Reid, who coincidentally (and, if the film is any indication, regretfully) replaced the then-68-year-old when he was pushed out of his own Arista Records in 2000, was one of many “record men” who paid homage to Davis, a man whose golden hands have touched artists as diverse as Janis Joplin (the first act he ever signed) Gil Scott-Heron, Kenny Gamble and Leon Huff, Barry Manilow, Carlos Santana, Adam Levine and many others. This man has some serious breadth.
Clive Davis: Soundtrack of My Generation opened the downtown film festival last night at Radio City Music Hall, funnily located in midtown Manhattan and not Tribeca. In this case, Radio City was apropos because the space is large enough to hold Davis’ largesse and because, of course, there would be a concert of epic proportions after the screening.
New York Gov. Andrew Cuomo came out to the packed Radio City crowd, praising Davis as a true New Yorker (he was born and raised in Crown Heights, Brooklyn) and then introducing Jane Rosenthal and Robert De Niro, the founders of the festival. Rosenthal and De Niro, a man who was raised in the city’s Greenwich Village neighborhood himself, then introduced the film, a sonorous walk down music-history lane.
The film tells us that Davis, a Harvard-educated lawyer, first forayed into music with a visit to the 1967 Monterey Pop Festival, a precursor to Woodstock featuring Jimi Hendrix, the Who, Otis Redding and Janis Joplin. A music critic featured prominently throughout the film notes that Davis landed at the nexus of “not just a social revolution, but a musical revolution.”
The film really homes in on Davis’ musical instincts—that is, his ability to find a hit record and pair it with the best artist—and that “gift he didn’t know he had” has given us the likes of Billy Joel; Earth, Wind & Fire; Bruce Springsteen; and Alicia Keys, along with Sean Puffy Combs’ Bad Boy Records and LaFace Records, which gave us Toni Braxton, TLC, Pink and Outkast.
Unsurprisingly, a decent amount of the film focuses on perhaps Davis’ best-known artist and muse, Whitney Houston. Houston started working with Davis when she was a fresh-faced 17-year-old straight out of New Jersey. Tragically, Houston died the night of Davis’ 2012 pre-Grammy party, and the film explores his loss in the context of his having been orphaned during college, when both of his parents died within a year of each other.

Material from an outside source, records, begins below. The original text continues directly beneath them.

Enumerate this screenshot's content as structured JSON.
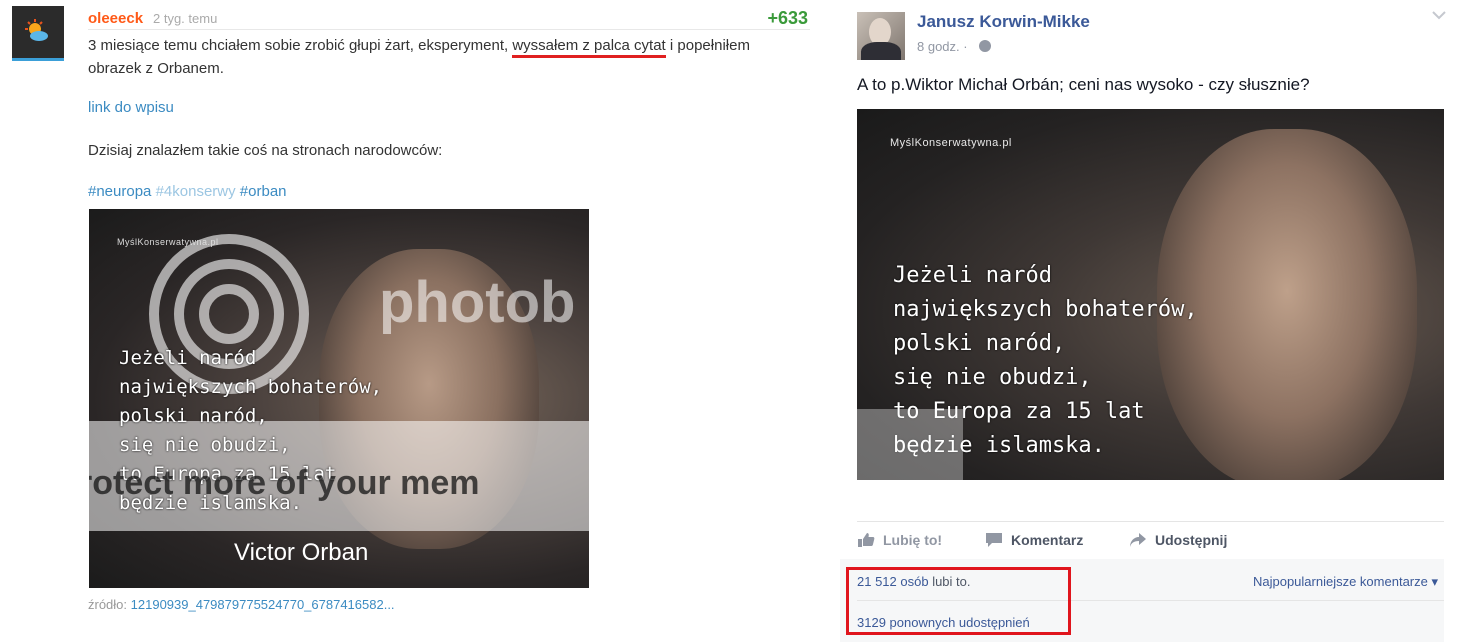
{
  "left_entry": {
    "username": "oleeeck",
    "time": "2 tyg. temu",
    "votes": "+633",
    "text_part1": "3 miesiące temu chciałem sobie zrobić głupi żart, eksperyment, ",
    "text_underlined": "wyssałem z palca cytat",
    "text_part2": " i popełniłem obrazek z Orbanem.",
    "link_label": "link do wpisu",
    "paragraph2": "Dzisiaj znalazłem takie coś na stronach narodowców:",
    "tags": [
      "#neuropa",
      "#4konserwy",
      "#orban"
    ],
    "image": {
      "watermark_top": "photob",
      "watermark_bottom": "rotect more of your mem",
      "brand": "MyślKonserwatywna.pl",
      "quote": "Jeżeli naród\nnajwiększych bohaterów,\npolski naród,\nsię nie obudzi,\nto Europa za 15 lat\nbędzie islamska.",
      "signature": "Victor Orban"
    },
    "source_label": "źródło:",
    "source_value": "12190939_479879775524770_6787416582..."
  },
  "fb_post": {
    "author": "Janusz Korwin-Mikke",
    "time": "8 godz. ·",
    "message": "A to p.Wiktor Michał Orbán; ceni nas wysoko - czy słusznie?",
    "image": {
      "brand": "MyślKonserwatywna.pl",
      "quote": "Jeżeli naród\nnajwiększych bohaterów,\npolski naród,\nsię nie obudzi,\nto Europa za 15 lat\nbędzie islamska."
    },
    "actions": {
      "like": "Lubię to!",
      "comment": "Komentarz",
      "share": "Udostępnij"
    },
    "likes_count": "21 512 osób",
    "likes_suffix": " lubi to.",
    "popular_label": "Najpopularniejsze komentarze ▾",
    "shares": "3129 ponownych udostępnień"
  },
  "colors": {
    "wykop_user": "#ff5917",
    "votes": "#3a9a3a",
    "link": "#3b8bc2",
    "fb_blue": "#3b5998",
    "highlight_red": "#e0151d"
  }
}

The film portrays the relationship between Houston and Davis as father-daughter and also reveals that Davis was in denial about Houston’s drug use for many years. Although the film does not necessarily delve deeply into Davis’ personal life, we do hear from several of his children, and it does touch on Davis’ bisexuality, which he spoke about publicly in 2013.
After the film, a who’s who of today’s superstars performed. And with a lineup that included Barry Manilow; Jennifer Hudson; Earth, Wind & Fire; Dionne Warwick; Carly Simon; and the mighty, mighty Aretha Franklin (in that order), it was obvious that the sprightly 85-year-old still commands the r-e-s-p-e-c-t of a music career unparalleled.